Previously, Dr. Singh served as Vice President and Chief Medical Officer at Cleveland Clinic Martin Health in Stuart, Florida, and as a staff surgeon at the Cleveland Clinic, where he was also Professor of Ophthalmology at the Cleveland Clinic Lerner College of Medicine in Cleveland, Ohio. He received both his undergraduate degree in medical science and his medical degree from Boston University, completing his internship at Tufts University. Dr. Singh went on to complete his ophthalmology residency at the Massachusetts Eye and Ear Infirmary/Harvard Medical School and a medical and surgical vitreoretinal fellowship at the Cole Eye Institute at the Cleveland Clinic.
Dr. Singh specializes in the management of complex retinal diseases, including diabetic retinopathy, retinal vein occlusions, retinal detachment, and age-related macular degeneration. He has authored over 300 peer-reviewed publications, books, and book chapters and serves as Principal Investigator for numerous national and international clinical trials aimed at improving outcomes for patients with retinal diseases.
He is the founder and past president of the Retina World Congress, chairs some of the largest continuing medical education meetings in retina, and serves on editorial boards and review panels for major ophthalmology journals. His leadership has extended into digital innovation, having helped lead enterprise-wide implementation of clinical technologies including Epic modules, digital informed consent, and patient-facing kiosks.
Dr. Singh has received multiple accolades for his contributions to ophthalmic research and innovation, including the Alpha Omega Alpha Research Award, the American Society of Retina Specialists Young Investigator Award, and the J. Donald Gass Beacon of Sight Award. He also leads The Center for Ophthalmic Bioinformatics, a research initiative focused on leveraging big data and artificial intelligence to advance understanding and treatment of retinal disease.

Rishi P. Singh, MD, FASRS
Aaron M. Miller, MD, MBA
About Aaron M. Miller, MD, MBA

Aaron M. Miller, MD, MBA, has been in private practice at Houston Eye Associates for nearly 20 years and holds clinical faculty appointments at Baylor College of Medicine and Houston Methodist Hospital’s Blanton Eye Institute.

He is a board-certified ophthalmologist with expertise spanning the full spectrum of pediatric eye disease, with additional specialization in adult strabismus. Dr. Miller graduated with honors from The University of Texas at Austin in Austin, Texas, with a Bachelor of Science in Chemical Engineering. He then obtained his Medical Degree and Master’s in Business Administration in Health Organization Management at Texas Tech University in Lubbock, Texas.

Soon after, Dr. Miller completed his internship in Internal Medicine and his residency in Ophthalmology at the University of Texas Health Science Center at San Antonio in San Antonio, Texas, where he served as Chief Resident. Dr.
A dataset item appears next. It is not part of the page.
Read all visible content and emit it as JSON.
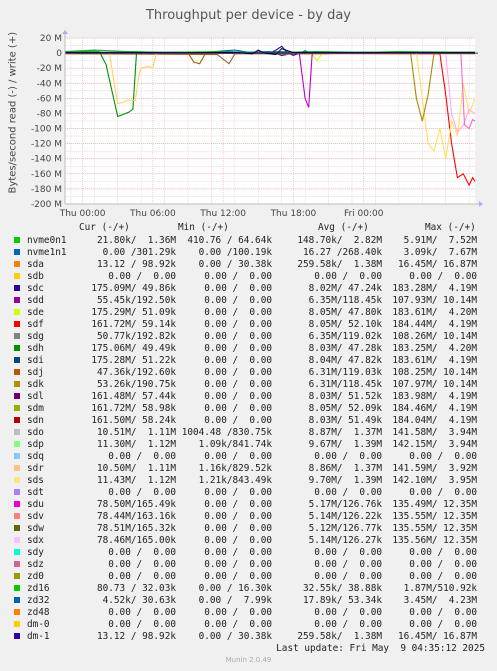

Miller then received fellowship training in Pediatric Ophthalmology and Adult Strabismus at Baylor College of Medicine, at Texas Children’s Hospital in Houston, Texas, under the mentorship of Dr. David Coats.

Dr. Miller is a long-standing principal investigator with the Pediatric Eye Disease Investigator Group (PEDIG) and has served as a site principal investigator for multiple multicenter clinical trials focused on pediatric vision disorders. His clinical and research interests include pediatric progressive myopia, amblyopia, and the application of evidence-based therapies to slow myopia progression in children.

Through clinical care, research, and education, Dr. Miller remains committed to advancing practical, data-driven strategies that improve long-term visual outcomes for children.